Ketegangan geopolitik yang terus berlangsung di Timur Tengah melibatkan banyak tokoh berpengaruh dunia, termasuk mantan Presiden Amerika Serikat Donald Trump, Perdana Menteri Israel Benjamin Netanyahu, dan Pemimpin Tertinggi Iran Ayatollah Ali Khamenei. Ketiganya memainkan peran strategis dengan kepentingan masing-masing yang kerap saling bertabrakan namun juga saling menguntungkan dalam kerangka tertentu. Lantas, apa yang sebenarnya diperoleh masing-masing tokoh dari ketegangan yang terjadi?
Donald Trump: Warisan Politik dan Dukungan Domestik
Meski sudah tidak lagi menjabat sebagai Presiden, Donald Trump terus menggunakan isu Timur Tengah, khususnya dukungannya terhadap Israel dan kebijakan keras terhadap Iran, sebagai bagian dari narasi politiknya.
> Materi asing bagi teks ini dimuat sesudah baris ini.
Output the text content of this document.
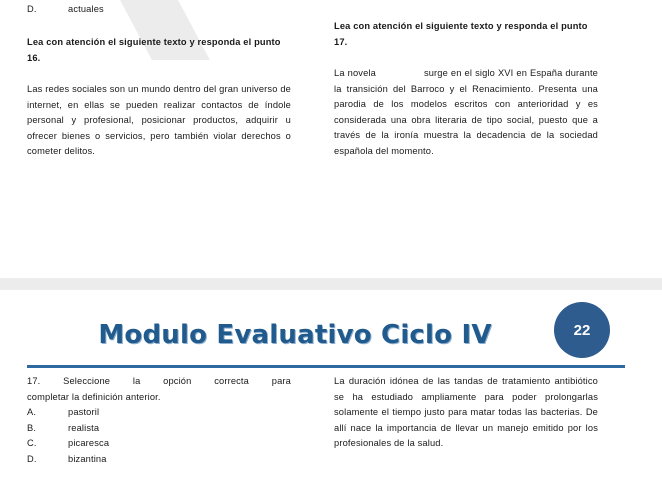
D.	actuales
Lea con atención el siguiente texto y responda el punto 16.
Las redes sociales son un mundo dentro del gran universo de internet, en ellas se pueden realizar contactos de índole personal y profesional, posicionar productos, adquirir u ofrecer bienes o servicios, pero también violar derechos o cometer delitos.
Lea con atención el siguiente texto y responda el punto 17.
La novela	surge en el siglo XVI en España durante la transición del Barroco y el Renacimiento. Presenta una parodia de los modelos escritos con anterioridad y es considerada una obra literaria de tipo social, puesto que a través de la ironía muestra la decadencia de la sociedad española del momento.
Modulo Evaluativo Ciclo IV	22
17. Seleccione la opción correcta para
completar la definición anterior.
A.	pastoril
B.	realista
C.	picaresca
D.	bizantina
La duración idónea de las tandas de tratamiento antibiótico se ha estudiado ampliamente para poder prolongarlas solamente el tiempo justo para matar todas las bacterias. De allí nace la importancia de llevar un manejo emitido por los profesionales de la salud.
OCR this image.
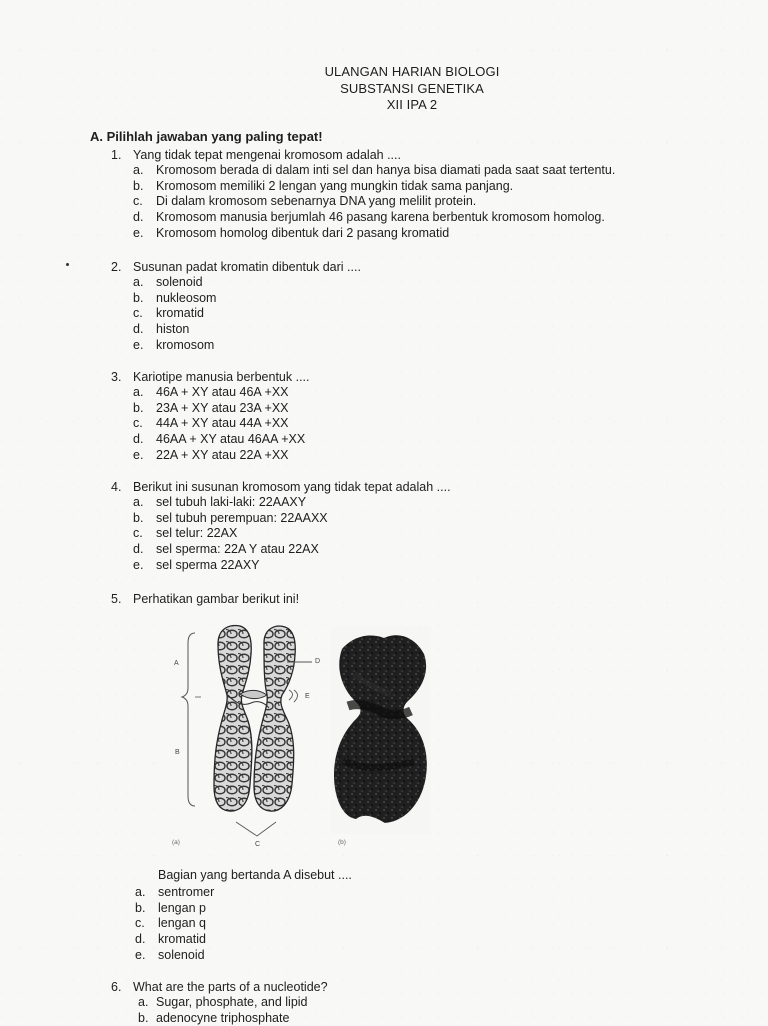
ULANGAN HARIAN BIOLOGI
SUBSTANSI GENETIKA
XII IPA 2
A. Pilihlah jawaban yang paling tepat!
1. Yang tidak tepat mengenai kromosom adalah ....
a.	Kromosom berada di dalam inti sel dan hanya bisa diamati pada saat saat tertentu.
b.	Kromosom memiliki 2 lengan yang mungkin tidak sama panjang.
c.	Di dalam kromosom sebenarnya DNA yang melilit protein.
d.	Kromosom manusia berjumlah 46 pasang karena berbentuk kromosom homolog.
e.	Kromosom homolog dibentuk dari 2 pasang kromatid
2. Susunan padat kromatin dibentuk dari ....
a.	solenoid
b.	nukleosom
c.	kromatid
d.	histon
e.	kromosom
3. Kariotipe manusia berbentuk ....
a.	46A + XY atau 46A +XX
b.	23A + XY atau 23A +XX
c.	44A + XY atau 44A +XX
d.	46AA + XY atau 46AA +XX
e.	22A + XY atau 22A +XX
4. Berikut ini susunan kromosom yang tidak tepat adalah ....
a.	sel tubuh laki-laki: 22AAXY
b.	sel tubuh perempuan: 22AAXX
c.	sel telur: 22AX
d.	sel sperma: 22A Y atau 22AX
e.	sel sperma 22AXY
5. Perhatikan gambar berikut ini!
A
B
D
E
C
(a)	(b)
Bagian yang bertanda A disebut ....
a.	sentromer
b.	lengan p
c.	lengan q
d.	kromatid
e.	solenoid
6. What are the parts of a nucleotide?
a. Sugar, phosphate, and lipid
b. adenocyne triphosphate
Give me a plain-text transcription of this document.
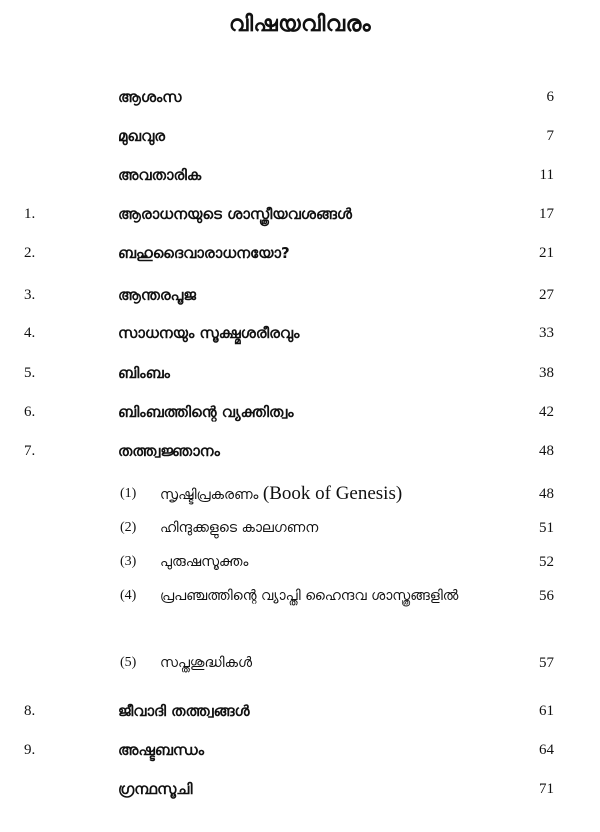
വിഷയവിവരം
ആശംസ	6
മുഖവുര	7
അവതാരിക	11
1.	ആരാധനയുടെ ശാസ്ത്രീയവശങ്ങൾ	17
2.	ബഹുദൈവാരാധനയോ?	21
3.	ആന്തരപൂജ	27
4.	സാധനയും സൂക്ഷ്മശരീരവും	33
5.	ബിംബം	38
6.	ബിംബത്തിന്റെ വ്യക്തിത്വം	42
7.	തത്ത്വജ്ഞാനം	48
(1) സൃഷ്ടിപ്രകരണം (Book of Genesis)	48
(2) ഹിന്ദുക്കളുടെ കാലഗണന	51
(3) പുരുഷസൂക്തം	52
(4) പ്രപഞ്ചത്തിന്റെ വ്യാപ്തി ഹൈന്ദവ ശാസ്ത്രങ്ങളിൽ	56
(5) സപ്തശുദ്ധികൾ	57
8.	ജീവാദി തത്ത്വങ്ങൾ	61
9.	അഷ്ടബന്ധം	64
ഗ്രന്ഥസൂചി	71
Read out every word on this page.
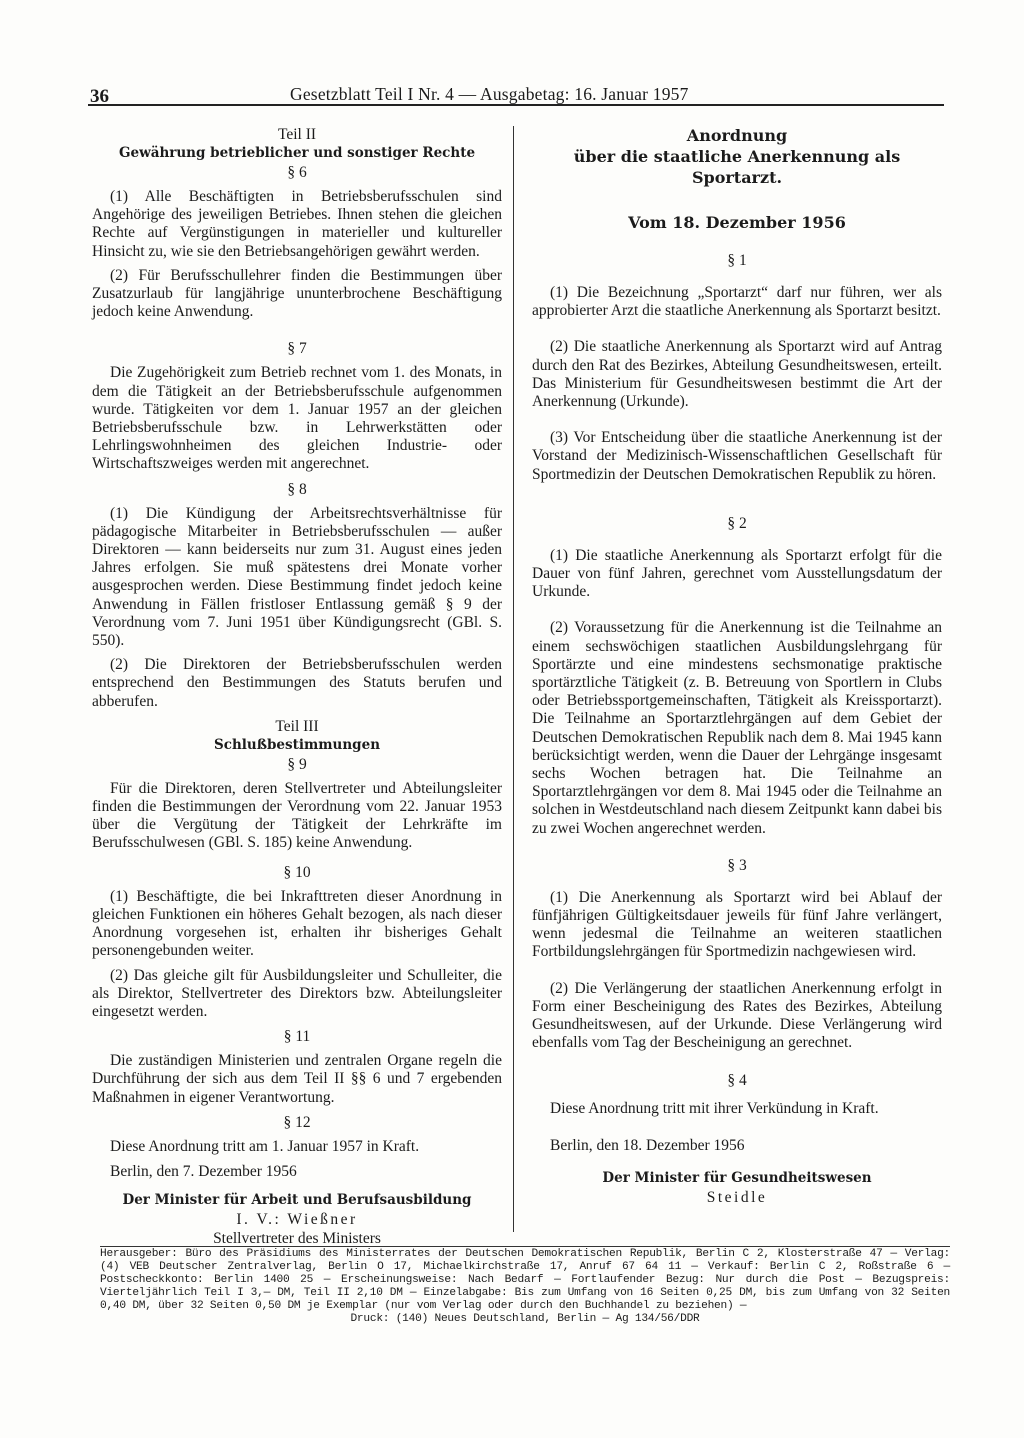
36	Gesetzblatt Teil I Nr. 4 — Ausgabetag: 16. Januar 1957
Teil II
Gewährung betrieblicher und sonstiger Rechte
§ 6

(1) Alle Beschäftigten in Betriebsberufsschulen sind Angehörige des jeweiligen Betriebes. Ihnen stehen die gleichen Rechte auf Vergünstigungen in materieller und kultureller Hinsicht zu, wie sie den Betriebsangehörigen gewährt werden.

(2) Für Berufsschullehrer finden die Bestimmungen über Zusatzurlaub für langjährige ununterbrochene Beschäftigung jedoch keine Anwendung.

§ 7

Die Zugehörigkeit zum Betrieb rechnet vom 1. des Monats, in dem die Tätigkeit an der Betriebsberufsschule aufgenommen wurde. Tätigkeiten vor dem 1. Januar 1957 an der gleichen Betriebsberufsschule bzw. in Lehrwerkstätten oder Lehrlingswohnheimen des gleichen Industrie- oder Wirtschaftszweiges werden mit angerechnet.

§ 8

(1) Die Kündigung der Arbeitsrechtsverhältnisse für pädagogische Mitarbeiter in Betriebsberufsschulen — außer Direktoren — kann beiderseits nur zum 31. August eines jeden Jahres erfolgen. Sie muß spätestens drei Monate vorher ausgesprochen werden. Diese Bestimmung findet jedoch keine Anwendung in Fällen fristloser Entlassung gemäß § 9 der Verordnung vom 7. Juni 1951 über Kündigungsrecht (GBl. S. 550).

(2) Die Direktoren der Betriebsberufsschulen werden entsprechend den Bestimmungen des Statuts berufen und abberufen.

Teil III
Schlußbestimmungen
§ 9

Für die Direktoren, deren Stellvertreter und Abteilungsleiter finden die Bestimmungen der Verordnung vom 22. Januar 1953 über die Vergütung der Tätigkeit der Lehrkräfte im Berufsschulwesen (GBl. S. 185) keine Anwendung.

§ 10

(1) Beschäftigte, die bei Inkrafttreten dieser Anordnung in gleichen Funktionen ein höheres Gehalt bezogen, als nach dieser Anordnung vorgesehen ist, erhalten ihr bisheriges Gehalt personengebunden weiter.

(2) Das gleiche gilt für Ausbildungsleiter und Schulleiter, die als Direktor, Stellvertreter des Direktors bzw. Abteilungsleiter eingesetzt werden.

§ 11

Die zuständigen Ministerien und zentralen Organe regeln die Durchführung der sich aus dem Teil II §§ 6 und 7 ergebenden Maßnahmen in eigener Verantwortung.

§ 12

Diese Anordnung tritt am 1. Januar 1957 in Kraft.

Berlin, den 7. Dezember 1956
Der Minister für Arbeit und Berufsausbildung
I. V.: Wießner
Stellvertreter des Ministers
Anordnung
über die staatliche Anerkennung als Sportarzt.
Vom 18. Dezember 1956
§ 1

(1) Die Bezeichnung „Sportarzt“ darf nur führen, wer als approbierter Arzt die staatliche Anerkennung als Sportarzt besitzt.

(2) Die staatliche Anerkennung als Sportarzt wird auf Antrag durch den Rat des Bezirkes, Abteilung Gesundheitswesen, erteilt. Das Ministerium für Gesundheitswesen bestimmt die Art der Anerkennung (Urkunde).

(3) Vor Entscheidung über die staatliche Anerkennung ist der Vorstand der Medizinisch-Wissenschaftlichen Gesellschaft für Sportmedizin der Deutschen Demokratischen Republik zu hören.

§ 2

(1) Die staatliche Anerkennung als Sportarzt erfolgt für die Dauer von fünf Jahren, gerechnet vom Ausstellungsdatum der Urkunde.

(2) Voraussetzung für die Anerkennung ist die Teilnahme an einem sechswöchigen staatlichen Ausbildungslehrgang für Sportärzte und eine mindestens sechsmonatige praktische sportärztliche Tätigkeit (z. B. Betreuung von Sportlern in Clubs oder Betriebssportgemeinschaften, Tätigkeit als Kreissportarzt). Die Teilnahme an Sportarztlehrgängen auf dem Gebiet der Deutschen Demokratischen Republik nach dem 8. Mai 1945 kann berücksichtigt werden, wenn die Dauer der Lehrgänge insgesamt sechs Wochen betragen hat. Die Teilnahme an Sportarztlehrgängen vor dem 8. Mai 1945 oder die Teilnahme an solchen in Westdeutschland nach diesem Zeitpunkt kann dabei bis zu zwei Wochen angerechnet werden.

§ 3

(1) Die Anerkennung als Sportarzt wird bei Ablauf der fünfjährigen Gültigkeitsdauer jeweils für fünf Jahre verlängert, wenn jedesmal die Teilnahme an weiteren staatlichen Fortbildungslehrgängen für Sportmedizin nachgewiesen wird.

(2) Die Verlängerung der staatlichen Anerkennung erfolgt in Form einer Bescheinigung des Rates des Bezirkes, Abteilung Gesundheitswesen, auf der Urkunde. Diese Verlängerung wird ebenfalls vom Tag der Bescheinigung an gerechnet.

§ 4

Diese Anordnung tritt mit ihrer Verkündung in Kraft.

Berlin, den 18. Dezember 1956
Der Minister für Gesundheitswesen
Steidle
Herausgeber: Büro des Präsidiums des Ministerrates der Deutschen Demokratischen Republik, Berlin C 2, Klosterstraße 47 — Verlag: (4) VEB Deutscher Zentralverlag, Berlin O 17, Michaelkirchstraße 17, Anruf 67 64 11 — Verkauf: Berlin C 2, Roßstraße 6 — Postscheckkonto: Berlin 1400 25 — Erscheinungsweise: Nach Bedarf — Fortlaufender Bezug: Nur durch die Post — Bezugspreis: Vierteljährlich Teil I 3,— DM, Teil II 2,10 DM — Einzelabgabe: Bis zum Umfang von 16 Seiten 0,25 DM, bis zum Umfang von 32 Seiten 0,40 DM, über 32 Seiten 0,50 DM je Exemplar (nur vom Verlag oder durch den Buchhandel zu beziehen) —
Druck: (140) Neues Deutschland, Berlin — Ag 134/56/DDR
Selama masa jabatannya, Trump dikenal melalui kebijakan “maximum pressure” terhadap Teheran dan pemindahan Kedutaan AS ke Yerusalem — langkah yang memperkuat citranya di mata basis konservatif dan kelompok evangelis AS.
Kini, menjelang pemilu AS berikutnya, Trump memanfaatkan ketegangan yang terus berlangsung untuk memperkuat narasi bahwa kebijakannya dulu membawa stabilitas relatif di kawasan. Ia mencoba menegaskan bahwa pendekatannya lebih “tegas” dibanding kebijakan pemerintahan saat ini, dan itu bisa menjadi modal politik yang kuat.
Benjamin Netanyahu: Konsolidasi Kekuasaan di Tengah Krisis
Bagi Perdana Menteri Israel Benjamin Netanyahu, konflik berkepanjangan dengan Iran dan kelompok-kelompok proksi seperti Hamas dan Hizbullah menjadi alat penting untuk mempertahankan dukungan politik domestik. Dalam banyak kesempatan, Netanyahu menekankan ancaman eksistensial dari Iran demi membenarkan kebijakan keamanan nasional yang agresif.
Kondisi ini memberinya ruang untuk meredam kritik dalam negeri, termasuk soal reformasi yudisial dan konflik internal di Israel sendiri. Serangan ke Gaza atau retorika keras terhadap Iran kerap digunakan untuk mengalihkan perhatian publik dan membangun solidaritas nasional di masa-masa sulit.
Ayatollah Ali Khamenei: Penguatan Narasi Perlawanan dan Legitimasi Rezim
Sementara itu, Pemimpin Tertinggi Iran, Ayatollah Ali Khamenei, memanfaatkan konflik dengan Israel dan Amerika Serikat sebagai alat untuk memperkuat legitimasi politik dan ideologis di dalam negeri. Iran mengklaim dirinya sebagai garda terdepan dalam “poros perlawanan” terhadap imperialisme dan zionisme, dan narasi ini terus diperkuat di tengah sanksi ekonomi dan tekanan politik dari Barat.
Dengan mendukung kelompok proksi di wilayah seperti Lebanon, Suriah, dan Palestina, Khamenei menunjukkan kekuatan pengaruh regional Iran. Respons keras terhadap serangan Israel atau kebijakan AS membantu menggalang dukungan internal dan eksternal, terutama di kalangan simpatisan anti-Barat.
Kesimpulan: Kepentingan Bertemu di Tengah Konflik
Meski berada di posisi yang berseberangan, Trump, Netanyahu, dan Khamenei sama-sama mendapatkan keuntungan politik dari konflik yang tak kunjung usai ini. Bagi mereka, ketegangan bukan sekadar ancaman, melainkan juga peluang—untuk menguatkan posisi, mempertahankan kekuasaan, dan meneguhkan ideologi di hadapan publik masing-masing.
Namun, di balik kalkulasi politik para elite, penderitaan rakyat sipil di kawasan Timur Tengah terus berlanjut. Ketika konflik dijadikan alat kepentingan politik, maka perdamaian akan semakin menjauh dari kenyataan.